In order to know where you’re going, you have to know where you’ve been. So let’s take a walk down memory lane for some of the biggest decisions of Arlington Public Schools since the advent of the COVID crisis in March 2020:
• For the spring semester in the immediate arrival of the pandemic, when students and teachers were sent home to fend for themselves, the school system adopted what came to be known as the “every child left behind” principle – refusing to teach any new material to any students during the last months of the school year, because doing so wouldn’t be, ahem, equitable to some students.
• Just about a week after then-President Donald Trump in June 2020 used the bully pulpit to demand, in his bellicose way, that students get back in classrooms at the start of the 2020-21 school year, Arlington Public Schools became the first in the region to say nope, they weren’t going to do it. The timing was surely no mere coincidence.
• The rollout of the online-learning program at the start of the 2020-21 school year was a bit of a mess, but worse, Arlington school leaders clung to it even as evidence mounted that the negative impacts to students – especially at-risk students of all kinds – of keeping them out of classrooms far outweighed the potential health implications of sending them back. And when Arlington did start sending students back to classrooms, it was a half-hearted effort, at best.
• To its credit, the school system offered parents an all-online-learning option for the 2021-22 school year. About 3 percent of students enrolled, a miniscule number but one that included some of the most vulnerable populations. And Arlington Public Schools managed to screw that up, too, with a rollout even school leaders declared a disaster.
So now we find ourselves in the present, with the School Board set to vote on a proposed 2022-23 calendar as recommended earlier this month by the superintendent.
You’d think the school system would be attempting to cram as many instructional days and hours into that calendar as possible, to build back from what has been, effectively, at least a year of lost learning for every student whose parents didn’t abandon the public schools for private, parochial or home-schooling options.
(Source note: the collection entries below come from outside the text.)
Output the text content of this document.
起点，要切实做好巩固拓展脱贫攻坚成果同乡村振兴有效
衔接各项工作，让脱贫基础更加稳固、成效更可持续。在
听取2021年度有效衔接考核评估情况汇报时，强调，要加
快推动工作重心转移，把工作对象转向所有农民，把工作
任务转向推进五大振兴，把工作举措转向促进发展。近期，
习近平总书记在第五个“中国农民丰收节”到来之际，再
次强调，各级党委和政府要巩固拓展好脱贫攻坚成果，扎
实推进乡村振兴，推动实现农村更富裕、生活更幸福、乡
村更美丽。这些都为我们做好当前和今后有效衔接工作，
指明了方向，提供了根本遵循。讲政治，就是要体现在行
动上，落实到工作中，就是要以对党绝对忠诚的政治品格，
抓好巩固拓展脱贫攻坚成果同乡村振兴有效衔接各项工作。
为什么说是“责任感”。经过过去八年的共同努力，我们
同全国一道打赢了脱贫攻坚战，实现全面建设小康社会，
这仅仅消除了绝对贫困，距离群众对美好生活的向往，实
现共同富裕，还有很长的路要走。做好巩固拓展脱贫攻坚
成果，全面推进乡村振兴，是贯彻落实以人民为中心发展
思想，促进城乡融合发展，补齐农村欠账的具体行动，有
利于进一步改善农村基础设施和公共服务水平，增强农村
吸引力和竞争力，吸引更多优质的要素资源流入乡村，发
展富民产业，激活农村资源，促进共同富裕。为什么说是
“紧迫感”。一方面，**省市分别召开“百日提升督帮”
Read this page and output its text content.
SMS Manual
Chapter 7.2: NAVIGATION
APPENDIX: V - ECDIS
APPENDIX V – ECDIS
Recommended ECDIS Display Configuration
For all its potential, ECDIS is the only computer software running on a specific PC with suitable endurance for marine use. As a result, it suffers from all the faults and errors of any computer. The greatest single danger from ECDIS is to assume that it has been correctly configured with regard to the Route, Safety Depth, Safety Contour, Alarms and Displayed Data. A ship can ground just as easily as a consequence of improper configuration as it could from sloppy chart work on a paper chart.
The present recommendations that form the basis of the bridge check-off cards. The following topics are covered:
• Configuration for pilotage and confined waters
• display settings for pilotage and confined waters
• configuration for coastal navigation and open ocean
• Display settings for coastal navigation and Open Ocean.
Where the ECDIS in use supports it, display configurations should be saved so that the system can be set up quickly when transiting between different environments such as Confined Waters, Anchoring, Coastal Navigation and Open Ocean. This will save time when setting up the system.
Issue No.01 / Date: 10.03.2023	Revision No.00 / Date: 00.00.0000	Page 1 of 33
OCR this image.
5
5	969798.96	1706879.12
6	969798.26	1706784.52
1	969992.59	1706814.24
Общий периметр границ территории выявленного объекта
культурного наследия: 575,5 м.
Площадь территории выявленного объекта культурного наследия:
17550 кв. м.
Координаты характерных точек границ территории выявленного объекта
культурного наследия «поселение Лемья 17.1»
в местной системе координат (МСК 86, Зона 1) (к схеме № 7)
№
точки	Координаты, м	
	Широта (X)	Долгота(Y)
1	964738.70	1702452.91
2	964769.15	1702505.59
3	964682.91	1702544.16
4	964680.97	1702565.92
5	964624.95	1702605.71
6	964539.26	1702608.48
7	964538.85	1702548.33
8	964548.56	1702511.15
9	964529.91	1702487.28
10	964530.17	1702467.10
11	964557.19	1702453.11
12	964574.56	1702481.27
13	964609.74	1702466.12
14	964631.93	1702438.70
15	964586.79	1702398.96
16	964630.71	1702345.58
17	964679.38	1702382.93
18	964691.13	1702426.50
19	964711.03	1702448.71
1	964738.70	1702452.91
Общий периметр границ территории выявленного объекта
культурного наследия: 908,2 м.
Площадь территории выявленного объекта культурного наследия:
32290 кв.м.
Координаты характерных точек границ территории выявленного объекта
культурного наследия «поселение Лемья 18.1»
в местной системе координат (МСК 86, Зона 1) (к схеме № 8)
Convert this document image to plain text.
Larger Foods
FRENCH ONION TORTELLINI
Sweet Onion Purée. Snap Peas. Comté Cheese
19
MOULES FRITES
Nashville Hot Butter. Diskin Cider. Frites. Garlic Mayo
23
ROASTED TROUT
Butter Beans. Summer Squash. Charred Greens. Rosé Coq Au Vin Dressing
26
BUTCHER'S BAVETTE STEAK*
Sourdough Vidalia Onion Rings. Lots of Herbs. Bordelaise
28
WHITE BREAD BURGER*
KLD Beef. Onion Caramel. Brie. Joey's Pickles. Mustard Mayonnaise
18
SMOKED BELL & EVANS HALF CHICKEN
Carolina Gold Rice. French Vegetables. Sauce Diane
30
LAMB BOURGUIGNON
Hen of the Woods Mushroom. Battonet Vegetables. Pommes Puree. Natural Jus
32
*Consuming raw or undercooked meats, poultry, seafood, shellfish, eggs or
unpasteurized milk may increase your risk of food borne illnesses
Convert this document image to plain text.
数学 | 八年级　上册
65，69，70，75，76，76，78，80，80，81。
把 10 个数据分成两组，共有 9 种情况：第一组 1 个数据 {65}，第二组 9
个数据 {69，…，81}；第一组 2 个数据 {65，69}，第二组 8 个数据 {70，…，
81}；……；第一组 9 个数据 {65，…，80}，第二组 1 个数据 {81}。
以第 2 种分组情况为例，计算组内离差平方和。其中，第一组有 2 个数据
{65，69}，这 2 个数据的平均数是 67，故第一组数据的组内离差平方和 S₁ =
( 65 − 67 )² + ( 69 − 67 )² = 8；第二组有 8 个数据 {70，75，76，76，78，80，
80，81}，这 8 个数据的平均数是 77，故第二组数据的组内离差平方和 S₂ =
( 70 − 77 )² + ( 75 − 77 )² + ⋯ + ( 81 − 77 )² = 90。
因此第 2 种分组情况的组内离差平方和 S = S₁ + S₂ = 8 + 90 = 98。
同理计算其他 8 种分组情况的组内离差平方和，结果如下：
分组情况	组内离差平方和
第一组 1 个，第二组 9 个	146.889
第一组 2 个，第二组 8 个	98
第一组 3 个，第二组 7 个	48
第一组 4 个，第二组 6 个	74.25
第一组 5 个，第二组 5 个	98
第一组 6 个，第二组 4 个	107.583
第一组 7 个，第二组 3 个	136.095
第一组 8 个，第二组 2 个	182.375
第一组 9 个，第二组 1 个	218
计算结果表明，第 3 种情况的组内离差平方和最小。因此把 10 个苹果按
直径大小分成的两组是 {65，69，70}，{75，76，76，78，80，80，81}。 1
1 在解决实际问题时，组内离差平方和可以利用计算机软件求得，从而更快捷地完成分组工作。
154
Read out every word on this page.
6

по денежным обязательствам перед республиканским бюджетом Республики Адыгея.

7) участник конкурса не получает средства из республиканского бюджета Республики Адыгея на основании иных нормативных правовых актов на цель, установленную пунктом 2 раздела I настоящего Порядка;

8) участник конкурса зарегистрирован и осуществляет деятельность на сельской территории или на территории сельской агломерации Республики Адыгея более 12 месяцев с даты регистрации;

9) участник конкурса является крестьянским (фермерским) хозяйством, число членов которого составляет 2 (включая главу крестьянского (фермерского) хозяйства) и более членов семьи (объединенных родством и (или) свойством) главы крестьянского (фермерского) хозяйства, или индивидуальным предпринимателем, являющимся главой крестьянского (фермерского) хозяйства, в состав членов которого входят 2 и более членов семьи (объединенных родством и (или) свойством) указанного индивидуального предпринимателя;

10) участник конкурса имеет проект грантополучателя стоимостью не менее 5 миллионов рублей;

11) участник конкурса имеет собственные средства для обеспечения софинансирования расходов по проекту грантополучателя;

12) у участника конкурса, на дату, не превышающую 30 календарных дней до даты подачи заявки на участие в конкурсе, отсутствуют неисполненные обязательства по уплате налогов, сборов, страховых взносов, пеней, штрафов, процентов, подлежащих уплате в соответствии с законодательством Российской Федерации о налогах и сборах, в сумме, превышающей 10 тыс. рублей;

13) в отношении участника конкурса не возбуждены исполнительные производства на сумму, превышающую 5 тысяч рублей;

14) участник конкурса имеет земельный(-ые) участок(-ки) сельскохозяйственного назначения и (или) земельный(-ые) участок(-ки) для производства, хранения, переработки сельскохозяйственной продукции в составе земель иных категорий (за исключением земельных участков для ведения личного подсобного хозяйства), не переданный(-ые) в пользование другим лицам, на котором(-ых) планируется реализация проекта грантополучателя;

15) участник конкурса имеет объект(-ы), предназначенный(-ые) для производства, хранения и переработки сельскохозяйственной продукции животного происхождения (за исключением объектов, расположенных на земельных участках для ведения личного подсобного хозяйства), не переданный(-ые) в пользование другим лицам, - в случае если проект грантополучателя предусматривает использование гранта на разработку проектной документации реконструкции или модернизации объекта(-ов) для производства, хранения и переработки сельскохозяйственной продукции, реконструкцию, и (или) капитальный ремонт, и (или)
But you’d be wrong. In fact, it almost seems as if the proposed 2022-23 calendar aims to provide the bare minimum instruction time as required under Virginia law, with very little wiggle room. It seems almost a calculated slap in the face to parents, students and taxpayers.
We’ll see how the final vote goes. But one thing is for sure: We hope incoming Gov. Glenn Youngkin installs some strong leadership in the Virginia Department of Education. Leaders who can force school districts to fulfill their responsibilities to the communities they serve.